Nearer the end of fermentation (c.-d.), however, there’s a rise in accumulation of diacetyl compared to yeast’s effort to clear it. This is in part because diacetyl is still in the process of forming from the remaining α‑acetolactate in wort, even though yeast has slowed in producing new α‑acetolactate; but now yeast’s rate of clearing has begun to slow, too.

Finally, increasing temperature during the diacetyl rest (c.) helps all remaining α‑acetolactate convert to diacetyl more quickly, raising diacetyl concentrations briefly (d.) and with that, also gives yeast a little extra oomph to clear it up, too. 

By day 14, diacetyl levels have tapered off to very low levels, though not entirely below threshold.


The two ALDC fermentations

The dotted line represents the sensory threshold for diacetyl. Below that are lines representing the two ALDC-enzyme assisted fermentations. The aqua-color represents diacetyl concentrations in the fermentation where ALDC was added manually, while the purple-color shows diacetyl levels in the fermentation using the ALDC-expressing version of the strain (German Lager I DKO).

With both ALDC-assisted fermentations you can see that diacetyl formation never accumulates at all. The amounts that you do see represented in each line are more reflective of instrumental limits of detection, rather than perceivable quantities. That means diacetyl may be present, but at levels so low that they can only be detected by the GC.

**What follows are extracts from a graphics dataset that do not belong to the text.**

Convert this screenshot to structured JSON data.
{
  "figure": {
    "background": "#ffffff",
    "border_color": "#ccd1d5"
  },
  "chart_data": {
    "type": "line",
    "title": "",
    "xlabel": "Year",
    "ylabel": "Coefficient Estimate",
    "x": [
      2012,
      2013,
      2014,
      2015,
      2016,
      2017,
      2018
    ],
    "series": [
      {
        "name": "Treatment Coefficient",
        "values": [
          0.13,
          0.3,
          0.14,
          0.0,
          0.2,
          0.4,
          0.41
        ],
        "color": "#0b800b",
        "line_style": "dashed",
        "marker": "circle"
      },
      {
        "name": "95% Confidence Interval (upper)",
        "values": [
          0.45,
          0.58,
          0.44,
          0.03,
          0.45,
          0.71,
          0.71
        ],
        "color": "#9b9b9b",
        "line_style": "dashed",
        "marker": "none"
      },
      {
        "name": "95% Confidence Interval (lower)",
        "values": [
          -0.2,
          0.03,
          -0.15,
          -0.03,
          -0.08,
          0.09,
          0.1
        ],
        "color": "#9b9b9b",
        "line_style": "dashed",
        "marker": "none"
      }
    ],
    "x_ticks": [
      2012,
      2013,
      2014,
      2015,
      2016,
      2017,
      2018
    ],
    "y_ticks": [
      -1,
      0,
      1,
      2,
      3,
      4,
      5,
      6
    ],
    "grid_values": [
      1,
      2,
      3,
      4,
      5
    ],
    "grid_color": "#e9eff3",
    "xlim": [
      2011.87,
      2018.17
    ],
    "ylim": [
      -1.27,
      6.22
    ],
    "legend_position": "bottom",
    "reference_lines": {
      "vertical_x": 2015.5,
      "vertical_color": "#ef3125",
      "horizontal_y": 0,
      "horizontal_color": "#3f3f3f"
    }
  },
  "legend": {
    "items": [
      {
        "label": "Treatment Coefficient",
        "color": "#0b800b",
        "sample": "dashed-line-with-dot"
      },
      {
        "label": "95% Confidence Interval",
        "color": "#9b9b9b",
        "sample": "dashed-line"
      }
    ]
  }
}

A trained sensory panelist generally can begin to detect diacetyl in a pale ale starting around 40 – 50 ppb. That’s where we placed our threshold line. But in a lager, detection might be as low as 20 ppb. Here you can see that diacetyl levels are still above sensory threshold at day 14 in the fermentation lacking ALDC. Additional time would be needed to clear diacetyl in that fermentation.


ALDC or No?

Brewers can control diacetyl effectively with common brewing methods and processes developed for that purpose. ALDC is a tool that helps brewers control diacetyl by eliminating the precursor that would become diacetyl, and as we can see, it’s certainly an effective one. Whether used as a general safeguard, or just for particularly problematic beers is up to the brewer. Understanding how both diacetyl and ALDC work is very helpful for brewers looking to assess under what conditions they could use ALDC for the most benefit. Relying on yeast’s natural processes for clearing diacetyl can be less effective than using ALDC, especially for problematic fermentations, like when non-ideal re-pitching practices compromise yeast health, or when colder temperatures challenge yeast activity.

Add it manually or use yeast that make it?

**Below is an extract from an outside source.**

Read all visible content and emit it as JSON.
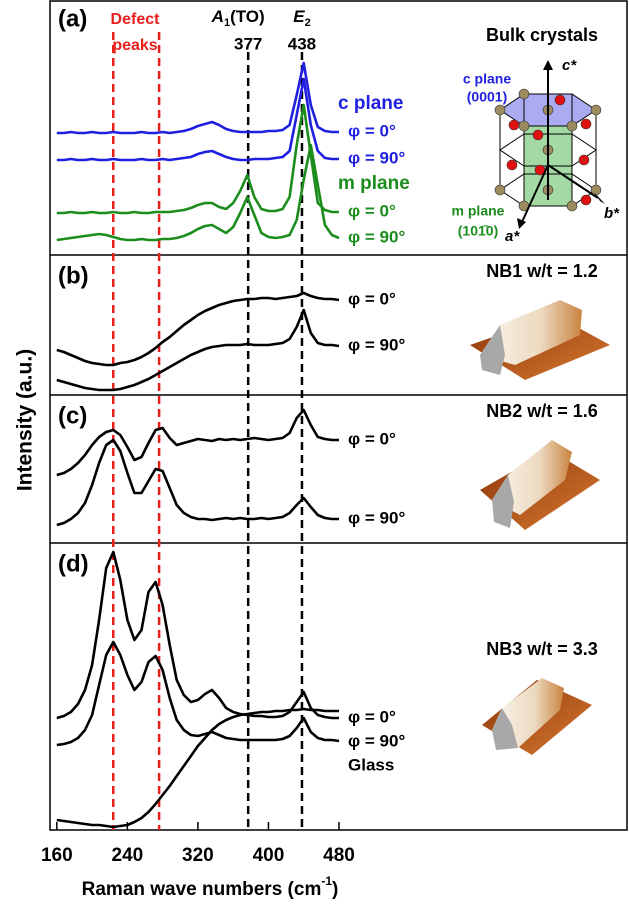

When it comes to using ALDC, adding exogenous ALDC, and using ALDC via an ALDC-enabled yeast strain, both can be more effective than yeast’s naturally occurring method. However, using an ALDC-producing yeast strain has additional practical and functional advantages which makes it more likely to result in consistent success: 

It eliminates user-error pitfalls with timing, dosing, and other SOP considerations — like extra steps, and additional vulnerabilities for contamination. 

It stays in the cell, rather than diffusing throughout the wort, which makes it more resilient to inhibition in dry hopped beers and pH changes. Manufacturers of ALDC list optimal pH ranges starting somewhere around 4.0 – 5.0 and up to 7.0. Beer pH can occasionally dip below that, and when pH is too low, ALDC is less effective.

And an ALDC-producing strain can surprisingly also rival or exceed exogenous ALDC in cost savings when yeast is harvested and repitched (enzyme expression is stable within yeast across generations). 

ALDC-enabled yeast’s greatest limitation is that not all brewers can use it if they want to, since it is genetically engineered.